All eyes on my screen


Lola Akinlade

Teachers often use a program called Hapara to monitor highschoolers laptop screens.

In order to spy on students using their Chromebooks, teachers use an application called Hapara. Hapara allows teachers to view the websites that students are using and close out on any tabs they deem “off-topic.” The Hapara website emphasizes the visibility and feedback features of the program, which teachers can use to make learning easier for students.  It also allows teachers to monitor students while taking tests online tests, which is important to supervise any cheating.

Teachers often use this program to make sure students are staying on task and are not abusing their class time. The purpose of this, on a surface level, seems like an acceptable and perhaps a good idea: students should stay on task with their work.

But the problem lies when teachers start to abuse this power.

High schoolers usually range from ages 14-18. It’s fair to say that students who are legally adults and can legally smoke, vote and risk their lives fighting in the military should be able to decide whether or not they want to participate in class. Even students who are 14 should choose if they want to stay on task. It is that student’s grade, not anyone else’s, so they should be responsible for it.

If I am watching a YouTube video instead of working on an essay, that is my problem. You can’t force a student to stay on task if their mind is in a different place. If one day, I’m too tired to type an essay at 7:30 in the morning and would rather do it at home, I think that is perfectly acceptable. It’s the student’s responsibility to choose how to spend their in-class time.

I’ve been in situations where I really wasn’t feeling like working on my essay. I wasn’t “blowing it off,” I just wasn’t in a productive mindset to get any meaningful work done on my essay, and that should be okay. As long as I finish the essay on time, it should be a high school student’s choice of how to spend their time.
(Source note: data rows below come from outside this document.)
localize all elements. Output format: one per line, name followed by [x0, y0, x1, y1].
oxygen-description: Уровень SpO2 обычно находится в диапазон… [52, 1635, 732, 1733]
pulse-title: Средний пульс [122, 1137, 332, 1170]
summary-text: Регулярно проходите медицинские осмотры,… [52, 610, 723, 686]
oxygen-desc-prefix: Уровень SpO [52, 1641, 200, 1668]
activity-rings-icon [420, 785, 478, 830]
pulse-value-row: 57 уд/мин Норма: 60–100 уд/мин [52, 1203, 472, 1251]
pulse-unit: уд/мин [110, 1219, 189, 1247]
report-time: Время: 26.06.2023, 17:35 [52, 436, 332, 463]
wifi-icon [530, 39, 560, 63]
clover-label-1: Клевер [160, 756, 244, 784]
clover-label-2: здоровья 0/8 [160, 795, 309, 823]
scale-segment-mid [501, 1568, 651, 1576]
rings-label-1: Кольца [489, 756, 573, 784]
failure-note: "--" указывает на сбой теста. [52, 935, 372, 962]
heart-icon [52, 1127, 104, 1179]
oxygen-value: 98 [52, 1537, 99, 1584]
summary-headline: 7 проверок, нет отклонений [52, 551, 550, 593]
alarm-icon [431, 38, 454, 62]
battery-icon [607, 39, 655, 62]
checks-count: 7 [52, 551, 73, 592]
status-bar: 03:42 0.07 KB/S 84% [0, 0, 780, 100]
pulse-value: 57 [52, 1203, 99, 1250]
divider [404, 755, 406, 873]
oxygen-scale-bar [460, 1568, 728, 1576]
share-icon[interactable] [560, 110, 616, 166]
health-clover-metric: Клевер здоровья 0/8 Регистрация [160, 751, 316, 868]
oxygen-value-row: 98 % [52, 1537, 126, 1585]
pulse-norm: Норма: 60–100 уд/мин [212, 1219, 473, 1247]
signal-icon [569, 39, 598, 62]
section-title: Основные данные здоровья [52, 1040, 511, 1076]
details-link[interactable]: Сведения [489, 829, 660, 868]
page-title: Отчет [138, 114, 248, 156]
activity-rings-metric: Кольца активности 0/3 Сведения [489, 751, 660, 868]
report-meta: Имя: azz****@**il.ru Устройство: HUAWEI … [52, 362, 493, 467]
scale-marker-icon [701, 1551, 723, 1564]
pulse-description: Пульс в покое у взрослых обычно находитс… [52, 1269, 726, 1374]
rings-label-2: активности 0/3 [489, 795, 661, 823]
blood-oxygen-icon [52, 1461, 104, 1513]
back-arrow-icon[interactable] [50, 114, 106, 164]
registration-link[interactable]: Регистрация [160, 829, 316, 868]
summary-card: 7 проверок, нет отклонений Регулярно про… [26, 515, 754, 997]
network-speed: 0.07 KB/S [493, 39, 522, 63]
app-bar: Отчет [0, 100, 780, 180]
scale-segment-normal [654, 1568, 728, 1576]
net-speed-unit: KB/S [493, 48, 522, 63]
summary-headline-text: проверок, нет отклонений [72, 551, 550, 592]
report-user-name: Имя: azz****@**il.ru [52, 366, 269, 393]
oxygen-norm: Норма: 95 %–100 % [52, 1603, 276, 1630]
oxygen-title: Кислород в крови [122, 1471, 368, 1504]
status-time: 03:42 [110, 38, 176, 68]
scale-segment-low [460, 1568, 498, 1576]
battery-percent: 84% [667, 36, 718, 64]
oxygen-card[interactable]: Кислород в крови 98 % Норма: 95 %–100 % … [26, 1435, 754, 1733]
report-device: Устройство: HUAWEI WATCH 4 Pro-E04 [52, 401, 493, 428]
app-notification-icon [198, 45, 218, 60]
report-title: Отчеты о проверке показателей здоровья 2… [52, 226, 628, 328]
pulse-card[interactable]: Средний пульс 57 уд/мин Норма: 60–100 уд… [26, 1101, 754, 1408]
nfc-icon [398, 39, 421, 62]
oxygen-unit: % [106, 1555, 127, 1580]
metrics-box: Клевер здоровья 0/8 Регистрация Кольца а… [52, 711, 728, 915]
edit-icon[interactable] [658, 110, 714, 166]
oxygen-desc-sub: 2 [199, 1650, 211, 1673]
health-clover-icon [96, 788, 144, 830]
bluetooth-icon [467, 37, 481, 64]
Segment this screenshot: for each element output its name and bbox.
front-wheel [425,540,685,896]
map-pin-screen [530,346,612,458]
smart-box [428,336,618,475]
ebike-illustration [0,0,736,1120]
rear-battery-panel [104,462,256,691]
Obviously, there will be situations where some students are too immature to handle the freedom and responsibility that comes with using the internet in school. But for the most part, students need to be taught tools to prepare themselves for the rest of their lives. I can guarantee you that there is no Hapara in college or in real life, and that is how it should be.

We, as students, need to be given some independence so we can make valuable decisions on our own. If we are on our Chromebooks watching Netflix and then receive an F on an APUSH test, it teaches us a lesson and holds us accountable for our decisions. Simply closing out tabs on our computers is a juvenile way to treat high schoolers and doesn’t give us the freedom to choose and think for ourselves.